Книга Окаянный престол, страница 30. Автор книги Михаил Крупин

Разделитель для чтения книг в онлайн библиотеке

Онлайн книга «Окаянный престол»

Cтраница 30

— Ровно, ровно, — страстно били их копытные стоики в иной, неземной чернозём.

— Ровно! Ровно! — подстукивали всё оглашенней сердца казаков.

Издали уже стлалась, летела к ним тёмная дымка — это, поняли первые, над последним холмом земли к ним поспешал уже бурый, точно в отцветшей крови за весь свой долгий путь, цветок перекати-поля...

И когда изумрудная, далее рыжая, сизая, белая чистая степь, как неутраченная в страшных расставаниях невеста, задолго до первой станицы встретила их, чуть вспрянули из ковылей пытливые суслики, застыли навытяжку, приветствуя казачьи значки, невозмутимые байбаки [43], и солнце в орлиных небесах вдруг освободилось от случайной, наносной, «московской» тучки, бросилось к ним, золотом влюблённым облекло, защекотало в объятиях... Межаков неловко и внезапно заслонил руками лицо, скользнул с коня и, отойдя несколько прочь с колеи, канул в свою степь.

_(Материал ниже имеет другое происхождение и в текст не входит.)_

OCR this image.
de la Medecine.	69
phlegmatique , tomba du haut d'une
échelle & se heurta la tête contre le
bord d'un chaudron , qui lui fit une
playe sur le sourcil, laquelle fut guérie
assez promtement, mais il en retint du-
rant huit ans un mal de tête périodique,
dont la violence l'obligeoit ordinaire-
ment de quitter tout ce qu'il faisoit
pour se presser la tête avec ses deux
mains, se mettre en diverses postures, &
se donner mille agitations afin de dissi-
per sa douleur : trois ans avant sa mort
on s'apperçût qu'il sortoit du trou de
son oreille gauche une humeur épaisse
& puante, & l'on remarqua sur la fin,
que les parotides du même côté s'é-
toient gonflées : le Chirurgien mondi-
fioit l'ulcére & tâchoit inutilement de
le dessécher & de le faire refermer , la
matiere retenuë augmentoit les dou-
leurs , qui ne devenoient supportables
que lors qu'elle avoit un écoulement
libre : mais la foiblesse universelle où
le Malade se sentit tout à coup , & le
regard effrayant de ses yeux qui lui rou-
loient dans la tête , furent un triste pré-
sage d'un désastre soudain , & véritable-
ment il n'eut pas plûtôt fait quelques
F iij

Казаки без слова двинулись, тактично огибая травный послед провалившегося атамана, — домой. Им недалеко тоже уже, вот только за край ковыля и полыни...

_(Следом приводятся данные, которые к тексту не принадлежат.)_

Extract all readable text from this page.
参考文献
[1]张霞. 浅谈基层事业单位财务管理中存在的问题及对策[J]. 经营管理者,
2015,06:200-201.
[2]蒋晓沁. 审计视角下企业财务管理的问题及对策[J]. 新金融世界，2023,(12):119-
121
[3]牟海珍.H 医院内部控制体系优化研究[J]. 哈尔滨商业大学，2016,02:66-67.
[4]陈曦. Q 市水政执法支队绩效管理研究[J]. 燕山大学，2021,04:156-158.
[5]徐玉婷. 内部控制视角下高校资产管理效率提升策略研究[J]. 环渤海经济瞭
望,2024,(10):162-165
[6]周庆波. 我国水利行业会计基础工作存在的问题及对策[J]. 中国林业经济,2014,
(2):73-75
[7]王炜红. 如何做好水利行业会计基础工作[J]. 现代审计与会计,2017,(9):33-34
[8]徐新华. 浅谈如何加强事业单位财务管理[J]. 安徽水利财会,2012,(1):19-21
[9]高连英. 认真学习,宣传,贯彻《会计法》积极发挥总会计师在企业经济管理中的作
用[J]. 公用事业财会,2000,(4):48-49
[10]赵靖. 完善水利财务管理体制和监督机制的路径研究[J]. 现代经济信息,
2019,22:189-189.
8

Несколько станичников запели — бережно, слабо сперва, — но скоро все казаки, переняв напев, ясно гремели. Дрофы торопливо захромали в обе стороны, подальше от дурного извержения дороги, но покладистые байбаки и суслики только твёрже держали равнение на бунчуки и слушали заворожённо...


Корела узнал об отъезде своих и застал их в подворьях столицы случайно. Он выезжал в Переяславль верстать посошные войска, но под тугие выдохи подьячих мгновенно поверстал всех, чем мог, невзирая на худое снаряжение тамошних служильцев, веря всем отговоркам. (Только троих помещиков, у которых увидал на копьях ржавь, хоть и справно пригнавших причитавшихся с них битюгов и холопов, выбил из благородного сословия совсем, а сёла их передал новикам). Так что быстро Корела управился и возвращался в Москву, готовый вновь к уйме державственных дел, много раньше, чем ожидал его Дмитрий.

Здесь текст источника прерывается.